|Duration||September 2017 – in progress|
|Key areas||Carsharing; Agent-based modelling.|
As urban environments are growing fast, many major cities suffer from critical congestion levels. Even without considering externalities, such as environmental pollution, the economic loss due to traffic phenomena is immense. As a consequence, both companies and public institutions are showing an increasing interest in new collaborative mobility solutions, such as car sharing and car carpooling systems, to shape the mobility of the future. The key feature of these new services is the advantage of offering a flexible service without the burden of ownership.
As this new emerging trend catches on, tool limitations in quantifying and evaluating the impact of these collaborative mobility solutions in different contexts becomes evident. This project aims at filling this gap, by developing a new Decision Support System (DSS) specifically designed to evaluate different scenarios and to assess different options for achieving higher system performances. Since most of the opportunities of smart mobility are strictly connected to technological innovations for managing and organizing trips, the DSS will provide important insights on a various number of points such as the expected impact of innovative systems.
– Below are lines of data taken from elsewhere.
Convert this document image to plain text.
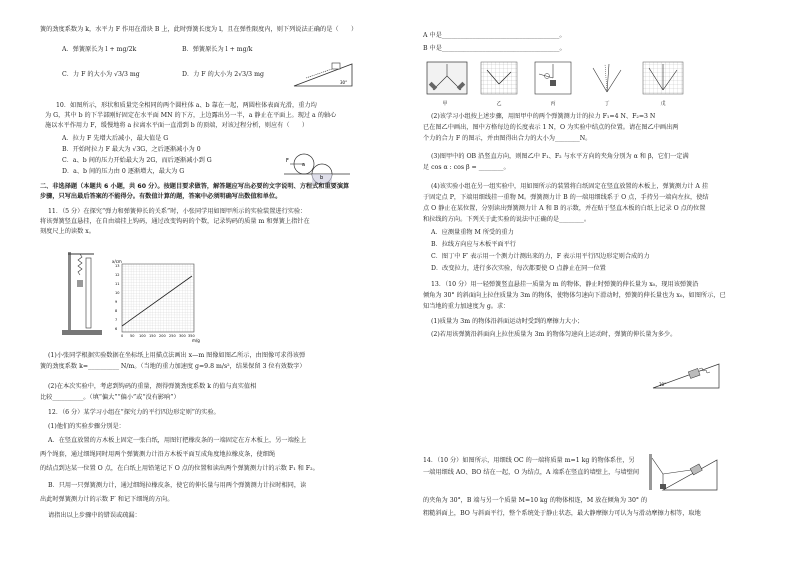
簧的劲度系数为 k，水平力 F 作用在滑块 B 上，此时弹簧长度为 l，且在弹性限度内，则下列说法正确的是（　　）
30°
A．弹簧原长为 l + mg/2k	B．弹簧原长为 l + mg/k
C．力 F 的大小为 √3/3 mg	D．力 F 的大小为 2√3/3 mg
10．如图所示，形状和质量完全相同的两个圆柱体 a、b 靠在一起，两圆柱体表面光滑，重力均
为 G，其中 b 的下半部刚好固定在水平面 MN 的下方，上边露出另一半，a 静止在平面上。现过 a 的轴心
施以水平作用力 F，缓慢地将 a 拉离水平面一直滑到 b 的顶端，对该过程分析，则应有（　　）
A．拉力 F 先增大后减小，最大值是 G
B．开始时拉力 F 最大为 √3G，之后逐渐减小为 0
C．a、b 间的压力开始最大为 2G，而后逐渐减小到 G
D．a、b 间的压力由 0 逐渐增大，最大为 G
F
a
b
二、非选择题（本题共 6 小题，共 60 分）。按题目要求做答，解答题应写出必要的文字说明、方程式和重要演算
步骤，只写出最后答案的不能得分。有数值计算的题，答案中必须明确写出数值和单位。
11．（5 分）在探究“弹力和弹簧伸长的关系”时，小张同学用如图甲所示的实验装置进行实验：
将该弹簧竖直悬挂，在自由端挂上钩码，通过改变钩码的个数，记录钩码的质量 m 和弹簧上指针在
刻度尺上的读数 x。
x/cm
m/g
13
12
11
10
9
8
7
6
0 50 100 150 200 250 300 350
(1)小张同学根据实验数据在坐标纸上用描点法画出 x—m 图像如图乙所示，由图像可求得该弹
簧的劲度系数 k=__________ N/m。（当地的重力加速度 g=9.8 m/s²，结果保留 3 位有效数字）
(2)在本次实验中，考虑到钩码的重量，测得弹簧劲度系数 k 的值与真实值相
比较__________。（填“偏大”“偏小”或“没有影响”）
12．（6 分）某学习小组在“探究力的平行四边形定则”的实验。
(1)他们的实验步骤分别是：
A．在竖直放置的方木板上固定一张白纸，用图钉把橡皮条的一端固定在方木板上，另一端拴上
两个绳套，通过细绳同时用两个弹簧测力计沿方木板平面互成角度地拉橡皮条，使细绳
的结点到达某一位置 O 点，在白纸上用铅笔记下 O 点的位置和读出两个弹簧测力计的示数 F₁ 和 F₂。
B．只用一只弹簧测力计，通过细绳拉橡皮条，使它的伸长量与用两个弹簧测力计拉时相同，读
出此时弹簧测力计的示数 F′ 和记下细绳的方向。
请指出以上步骤中的错误或疏漏：
A 中是______________________________________。
B 中是______________________________________。
甲	乙	丙	丁	戊
(2)该学习小组按上述步骤，用图甲中的两个弹簧测力计的拉力 F₁=4 N、F₂=3 N
已在图乙中画出，图中方格每边的长度表示 1 N，O 为实验中结点的位置。请在图乙中画出两
个力的合力 F 的图示，并由图得出合力的大小为________N。
(3)图甲中的 OB 沿竖直方向，则图乙中 F₁、F₂ 与水平方向的夹角分别为 α 和 β，它们一定满
足 cos α : cos β = ________。
(4)该实验小组在另一组实验中，用如图所示的装置将白纸固定在竖直放置的木板上，弹簧测力计 A 挂
于固定点 P，下端用细线挂一重物 M。弹簧测力计 B 的一端用细线系于 O 点，手持另一端向左拉，使结
点 O 静止在某位置，分别读出弹簧测力计 A 和 B 的示数，并在贴于竖直木板的白纸上记录 O 点的位置
和拉线的方向。下列关于此实验的说法中正确的是________。
A．应测量重物 M 所受的重力
B．拉线方向应与木板平面平行
C．图丁中 F′ 表示用一个测力计测出来的力，F 表示用平行四边形定则合成的力
D．改变拉力，进行多次实验，每次都要使 O 点静止在同一位置
13．（10 分）用一轻弹簧竖直悬挂一质量为 m 的物体，静止时弹簧的伸长量为 x₀，现用该弹簧沿
倾角为 30° 的斜面向上拉住质量为 3m 的物体，使物体匀速向下滑动时，弹簧的伸长量也为 x₀，如图所示，已
知当地的重力加速度为 g。求：
(1)质量为 3m 的物体沿斜面运动时受到的摩擦力大小；
(2)若用该弹簧沿斜面向上拉住质量为 3m 的物体匀速向上运动时，弹簧的伸长量为多少。
30°
14．（10 分）如图所示，用细线 OC 的一端将质量 m=1 kg 的物体系住，另
一端用细线 AO、BO 结在一起，O 为结点，A 端系在竖直的墙壁上，与墙壁间
的夹角为 30°，B 端与另一个质量 M=10 kg 的物体相连，M 放在倾角为 30° 的
粗糙斜面上，BO 与斜面平行，整个系统处于静止状态，最大静摩擦力可认为与滑动摩擦力相等，取地
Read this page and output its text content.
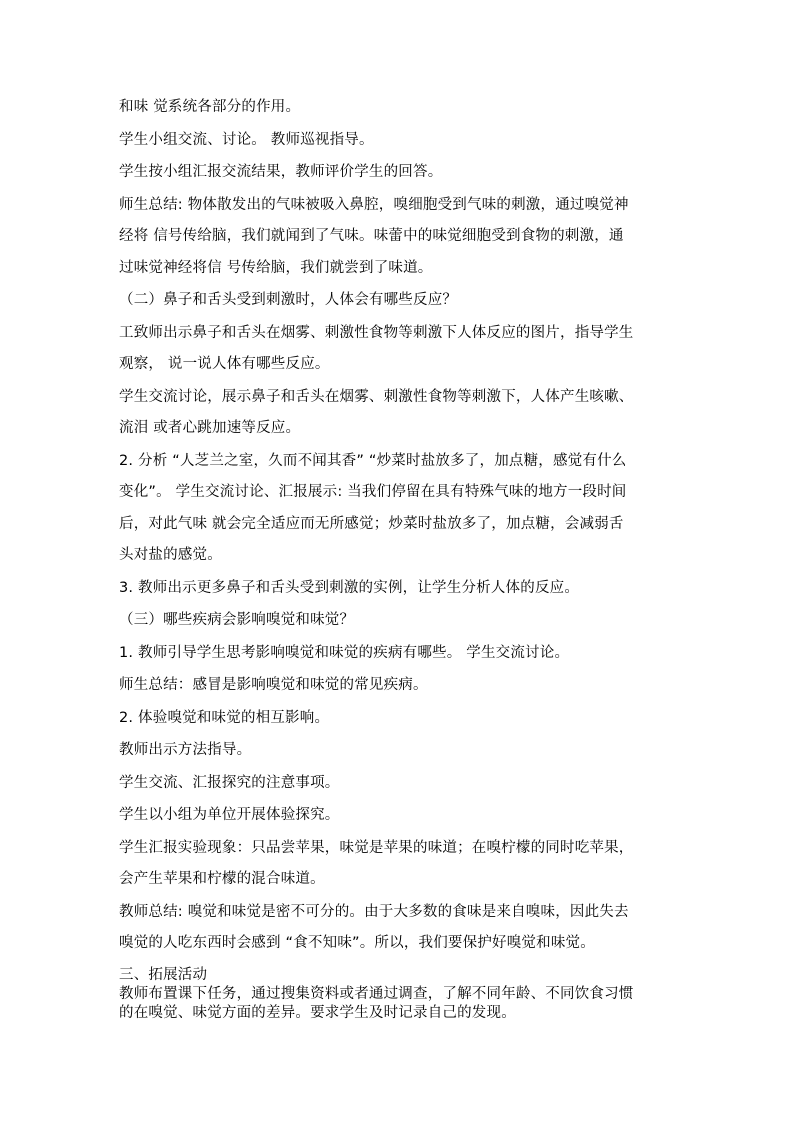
和味 觉系统各部分的作用。
学生小组交流、讨论。 教师巡视指导。
学生按小组汇报交流结果，教师评价学生的回答。
师生总结: 物体散发出的气味被吸入鼻腔，嗅细胞受到气味的刺激，通过嗅觉神
经将 信号传给脑，我们就闻到了气味。味蕾中的味觉细胞受到食物的刺激，通
过味觉神经将信 号传给脑，我们就尝到了味道。
（二）鼻子和舌头受到刺激时，人体会有哪些反应？
工致师出示鼻子和舌头在烟雾、刺激性食物等刺激下人体反应的图片，指导学生
观察， 说一说人体有哪些反应。
学生交流讨论，展示鼻子和舌头在烟雾、刺激性食物等刺激下，人体产生咳嗽、
流泪 或者心跳加速等反应。
2. 分析 “人芝兰之室，久而不闻其香” “炒菜时盐放多了，加点糖，感觉有什么
变化”。 学生交流讨论、汇报展示: 当我们停留在具有特殊气味的地方一段时间
后，对此气味 就会完全适应而无所感觉；炒菜时盐放多了，加点糖，会减弱舌
头对盐的感觉。
3. 教师出示更多鼻子和舌头受到刺激的实例，让学生分析人体的反应。
（三）哪些疾病会影响嗅觉和味觉？
1. 教师引导学生思考影响嗅觉和味觉的疾病有哪些。 学生交流讨论。
师生总结：感冒是影响嗅觉和味觉的常见疾病。
2. 体验嗅觉和味觉的相互影响。
教师出示方法指导。
学生交流、汇报探究的注意事项。
学生以小组为单位开展体验探究。
学生汇报实验现象：只品尝苹果，味觉是苹果的味道；在嗅柠檬的同时吃苹果，
会产生苹果和柠檬的混合味道。
教师总结: 嗅觉和味觉是密不可分的。由于大多数的食味是来自嗅味，因此失去
嗅觉的人吃东西时会感到 “食不知味”。所以，我们要保护好嗅觉和味觉。
三、拓展活动
教师布置课下任务，通过搜集资料或者通过调查，了解不同年龄、不同饮食习惯
的在嗅觉、味觉方面的差异。要求学生及时记录自己的发现。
To achieve this goal, we are going to extend an agent-based simulator to create what-if scenarios based on different characteristics of the territory and the collaborative mobility solutions. The mid-term outcome of this research will therefore consist of a DSS for actual scenario deployed in car- sharing services. In the long-term, the project is addressed to future transportation systems that are not yet available for the general public such as autonomous vehicles. This new agent-based simulator, core of the DSS, will allow private companies and public administrations, to evaluate the most correct sharing service to adopt maximizing the quality of service for the user, the economic benefit for the provider and provide a minimized and quantified societal and environmental impact.